7. The Court has perused the record. The impugned SCN clearly shows that a personal hearing was fixed on 28th June, 2024. Further, insofar as the consideration of reply is concerned, the impugned order clearly records as under:
” Response of the tax payer:
The reasons cited by the tax payer for disagreeing/partially disagreeing are:
xxxxxxxxxx
Reason:
It is submitted that even if supplier’s registration has been cancelled retrospectively it will not affect the availment of ITC qua Noticee. The issue has been squarely covered by the Hon’ble High Court of Kolkata in the matter of M/s Gargo Traders v. Joint Commissioner of Commercial Tax (State Tax), 2023 (75) GSTL 3 (Cal. HC) has held as under: “12. The main contention of the petitioner that the transactions in question are genuine and valid and relying upon all the supporting relevant documents required under law, the petitioner with due diligence verified the genuineness and identity of the supplier and name of the supplier as registered taxable person was available at the Government Portal showing its registration as valid and existing at the time of transaction. (As attached in GST portal)

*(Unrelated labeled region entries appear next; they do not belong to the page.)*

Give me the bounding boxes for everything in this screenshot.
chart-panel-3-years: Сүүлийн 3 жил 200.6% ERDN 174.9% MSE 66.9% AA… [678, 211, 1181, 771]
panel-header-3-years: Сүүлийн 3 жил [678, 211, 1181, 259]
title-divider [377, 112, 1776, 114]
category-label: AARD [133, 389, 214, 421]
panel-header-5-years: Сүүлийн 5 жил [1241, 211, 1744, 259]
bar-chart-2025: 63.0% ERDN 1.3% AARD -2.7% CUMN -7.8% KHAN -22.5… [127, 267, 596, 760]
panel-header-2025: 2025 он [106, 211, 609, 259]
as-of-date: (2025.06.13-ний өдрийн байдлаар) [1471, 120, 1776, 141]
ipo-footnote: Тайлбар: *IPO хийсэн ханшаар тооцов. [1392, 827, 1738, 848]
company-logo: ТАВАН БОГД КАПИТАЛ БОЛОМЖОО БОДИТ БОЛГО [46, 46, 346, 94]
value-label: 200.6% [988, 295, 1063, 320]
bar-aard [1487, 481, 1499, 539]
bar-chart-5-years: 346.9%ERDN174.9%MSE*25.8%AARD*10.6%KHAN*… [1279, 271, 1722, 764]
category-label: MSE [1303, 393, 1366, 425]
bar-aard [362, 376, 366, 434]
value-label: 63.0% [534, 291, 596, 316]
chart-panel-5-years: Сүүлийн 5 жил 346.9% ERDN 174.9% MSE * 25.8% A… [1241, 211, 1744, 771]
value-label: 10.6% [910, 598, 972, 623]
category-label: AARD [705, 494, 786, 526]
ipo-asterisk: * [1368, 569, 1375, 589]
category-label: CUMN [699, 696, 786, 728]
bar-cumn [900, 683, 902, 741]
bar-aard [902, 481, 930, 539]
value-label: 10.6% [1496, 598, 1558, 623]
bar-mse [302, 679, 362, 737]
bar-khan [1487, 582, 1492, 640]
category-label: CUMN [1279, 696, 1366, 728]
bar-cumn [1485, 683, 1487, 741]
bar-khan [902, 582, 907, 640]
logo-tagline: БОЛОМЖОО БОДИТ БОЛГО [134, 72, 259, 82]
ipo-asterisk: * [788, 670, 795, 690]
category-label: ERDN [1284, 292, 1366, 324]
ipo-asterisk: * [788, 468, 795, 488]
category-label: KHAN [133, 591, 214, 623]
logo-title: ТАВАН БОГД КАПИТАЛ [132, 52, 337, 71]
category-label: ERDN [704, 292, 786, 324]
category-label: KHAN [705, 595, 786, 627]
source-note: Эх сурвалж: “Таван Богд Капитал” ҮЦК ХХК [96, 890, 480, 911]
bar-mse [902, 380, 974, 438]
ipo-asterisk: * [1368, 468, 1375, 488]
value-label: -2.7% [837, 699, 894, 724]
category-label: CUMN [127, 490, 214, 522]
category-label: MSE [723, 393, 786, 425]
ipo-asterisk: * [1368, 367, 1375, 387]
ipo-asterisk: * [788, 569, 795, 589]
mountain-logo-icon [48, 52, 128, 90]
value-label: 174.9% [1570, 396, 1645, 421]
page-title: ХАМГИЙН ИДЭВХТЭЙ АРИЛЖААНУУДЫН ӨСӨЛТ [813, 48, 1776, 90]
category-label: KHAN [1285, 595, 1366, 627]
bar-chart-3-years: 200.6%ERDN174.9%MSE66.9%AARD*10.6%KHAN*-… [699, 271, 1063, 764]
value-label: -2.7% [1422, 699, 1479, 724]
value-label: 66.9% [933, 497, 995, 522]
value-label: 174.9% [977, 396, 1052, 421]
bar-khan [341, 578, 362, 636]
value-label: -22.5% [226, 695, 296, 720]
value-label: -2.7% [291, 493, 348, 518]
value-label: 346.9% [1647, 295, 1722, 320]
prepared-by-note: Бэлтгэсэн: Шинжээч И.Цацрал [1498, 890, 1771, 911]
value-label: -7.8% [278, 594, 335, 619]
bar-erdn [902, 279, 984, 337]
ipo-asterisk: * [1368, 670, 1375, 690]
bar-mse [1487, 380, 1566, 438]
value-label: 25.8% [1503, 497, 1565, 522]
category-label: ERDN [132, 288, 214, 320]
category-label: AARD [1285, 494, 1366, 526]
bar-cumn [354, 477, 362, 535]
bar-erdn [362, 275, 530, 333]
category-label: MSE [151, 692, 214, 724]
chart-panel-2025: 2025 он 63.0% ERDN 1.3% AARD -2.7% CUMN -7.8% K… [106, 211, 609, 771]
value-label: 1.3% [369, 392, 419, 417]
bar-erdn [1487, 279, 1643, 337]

Observations and conclusion of the assessing authority:
Not Agreed with Tax Payer Specific reasons entered The reply of taxpayer has been examined from GST portal and found reply is not satisfactory/comprehensive/incomplete supporting document, as the supplier is cancelled due to nonexistence of the firm. Hence, demand is created.”
8. A perusal of the above paragraphs reveals that the order has considered the reply and noted that the supplier’s registration itself was cancelled as the firm was non-existent. Considering the fact that the reply has been considered, a personal hearing was granted and the impugned order is an appealable order under Section 107 of Central Goods and Services Tax Act, 2017(hereinafter ‘CGST Act’), the Court is of the opinion that the order does not warrant interference under the writ jurisdiction.
9. Accordingly, the Petitioner is permitted to file an appeal under Section 107 of the CGST Act along with the prescribed pre-deposit by 10th July, 2025. Considering the present petition has been pending before this Court, if the appeal is filed within the stipulated time, the Appellate Authority shall not dismiss the appeal on limitation and shall hear the Petitioner on merits.
10. All the rights and remedies of the parties are left open. Access to the GST Portal, if not already available, shall be ensured to be provided to the Petitioner to enable filing of reply as also access to the notices and related documents.
11. However, it is made clear that the issue in respect of the validity of the impugned notifications is left open and the order of the Appellate Authority shall be subject to the outcome of the decision of the Supreme Court in HCC-SEW-MEIL-AAG JV v. Asstt. Commissioner of State Tax [S.L.P No. 4240 of 2025, dated 21-2-2025].
12. Petition is disposed of in the above terms. Pending applications, if any, is also disposed of.